‎Fiji election‬ potential outcomes:

1. Fiji First win
a. SODELPA may be able to call on military chiefs including Tikoitoga to overthrow Bainimarama and suppress his supporters within the military (it will be a replay of 2000 but Bainimarama on the mutinying side, as it were); this is possible, given the complex and often shifting web of Fijian allegiances
b. Bainimarama wins democratic mandate, as Rabuka did in his first elections after implementing the 1987 coup

2. SODELPA win
a. Bainimarama’s allies in the military may be able to whip up rank-and-file support using the concept of the vanua, and overthrow the elected government
b. Fiji returns to pre-2006 coup political landscape, in terms of replicating Rabuka’s affirmative action programmes of the 1990s and Qarase’s blueprint – the issue with this is not that it is pro-indigenous, but whether it delivers the outcomes it purports (this didn’t happen in the 1990s)

Bearing in mind, that either (1) or (2) will perhaps likely involve coalition with some minor parties, which historically is not pre-disposed to creating political stability in Fiji.

Also, let’s remember that return and transition to democracy is really not the issue here. That the elections have taken place using a single national constituency, open list proportional representation voting, one-person/one-vote is the democratic win, quite frankly.

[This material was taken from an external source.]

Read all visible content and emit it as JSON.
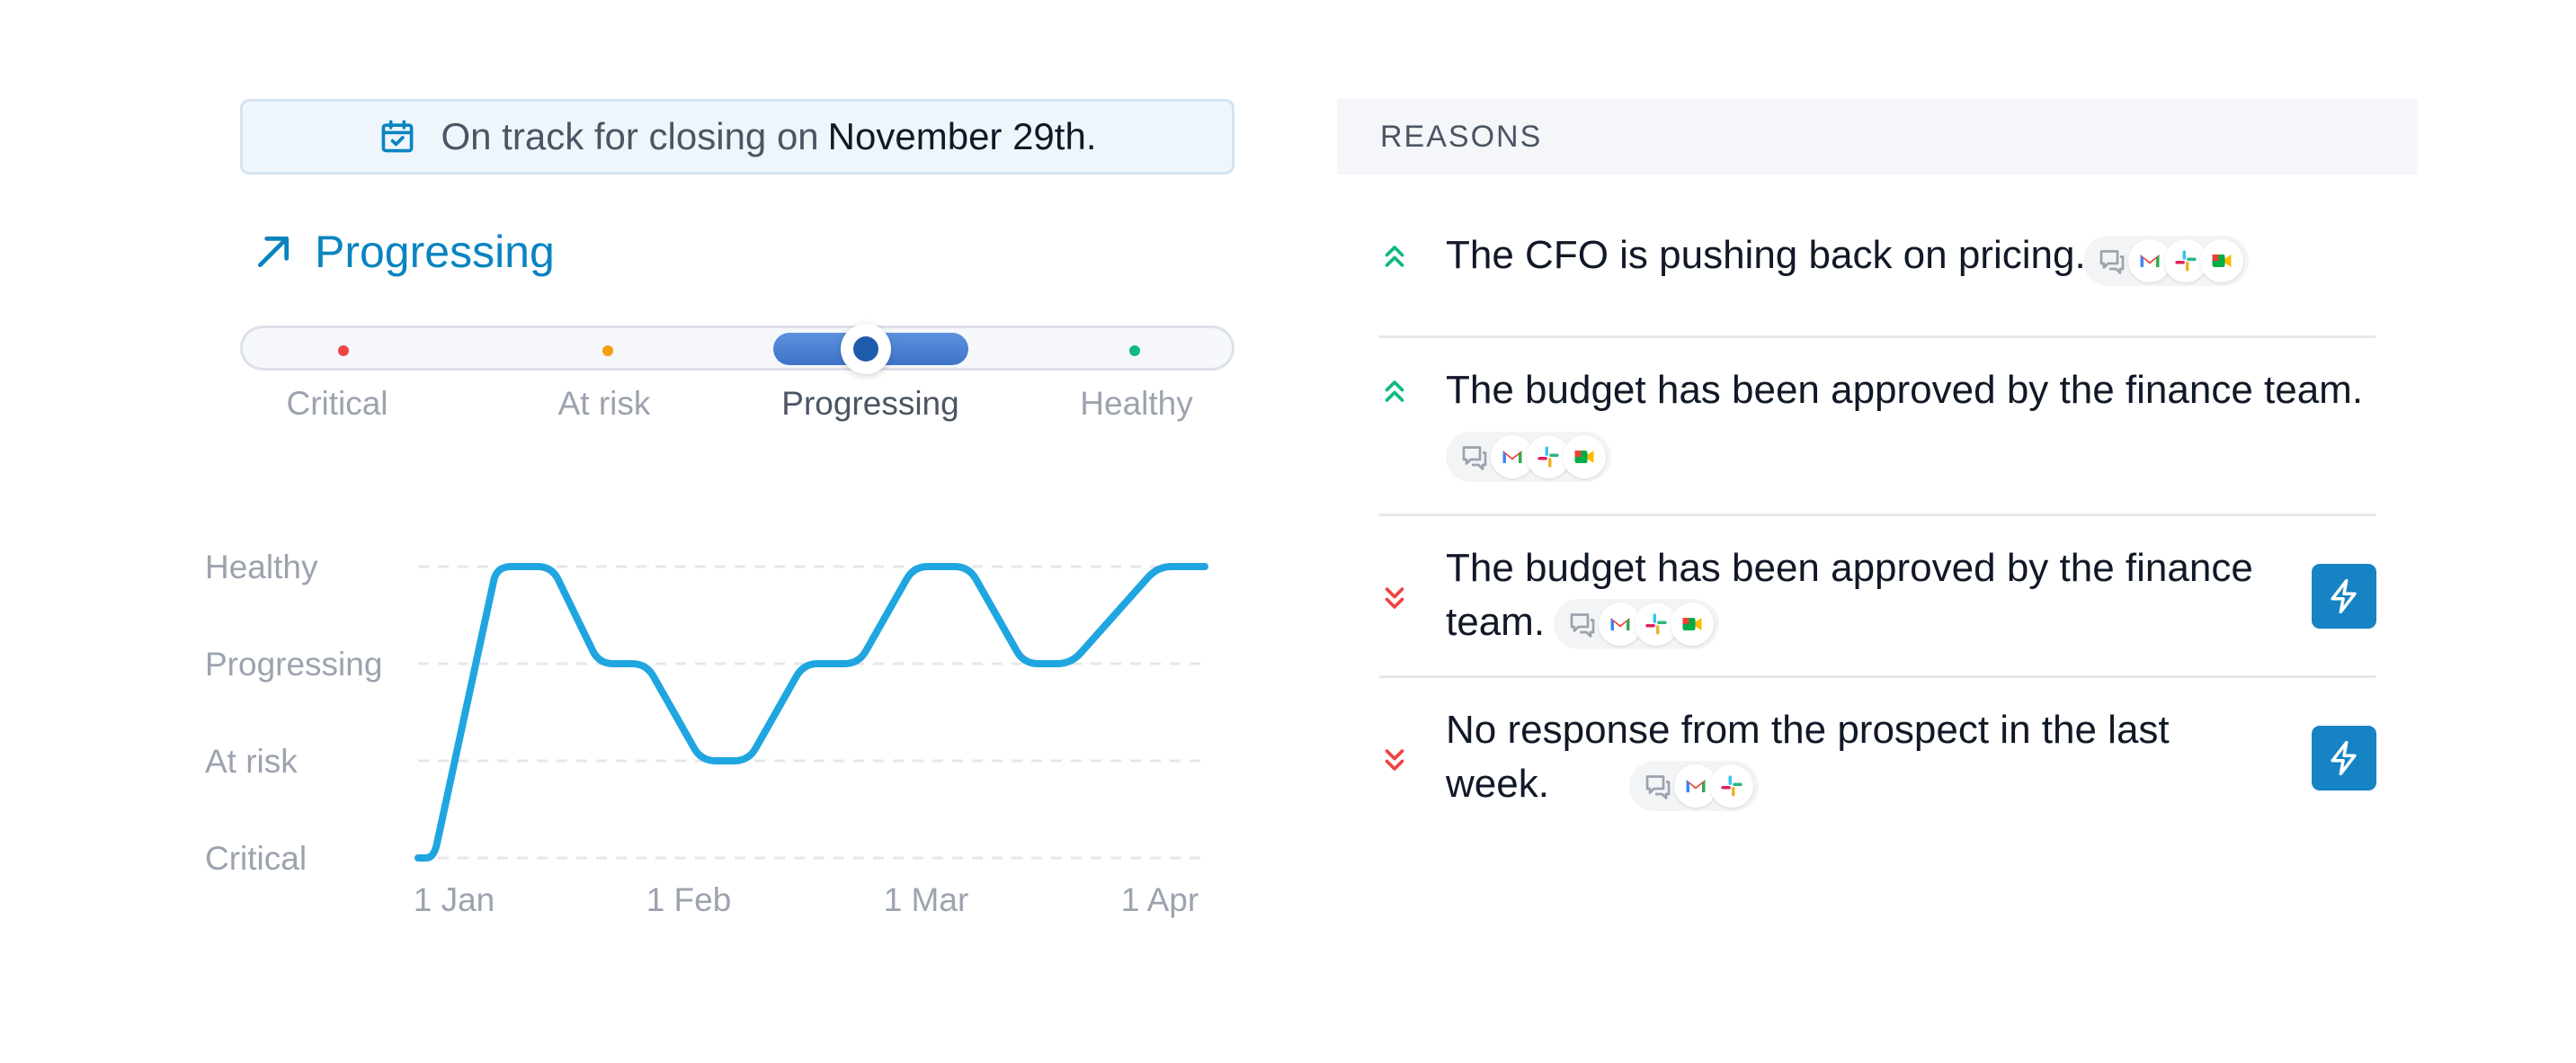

What remains after these feverish 24 hours is the same basic issue that has always tormented Fiji politics: land. Fiji is relatively young as an independent state, in its fifth decade. It’s not new to multi-culturalism, but has a heritage created by the British in which ethnic strife was fundamental to divide-and-rule; and in addition it cannot isolate itself from larger international discourses, such as those of indigenous right on one hand and human rights and social justice and democracy on the other.

Fiji’s future is far from certain. Those who have called her home – whether the cherished iTaukei or descendants of settler communities or researchers like myself and other colleagues who have spent only a few years at most among the people of Fiji – wish only that Fiji and her people find peace.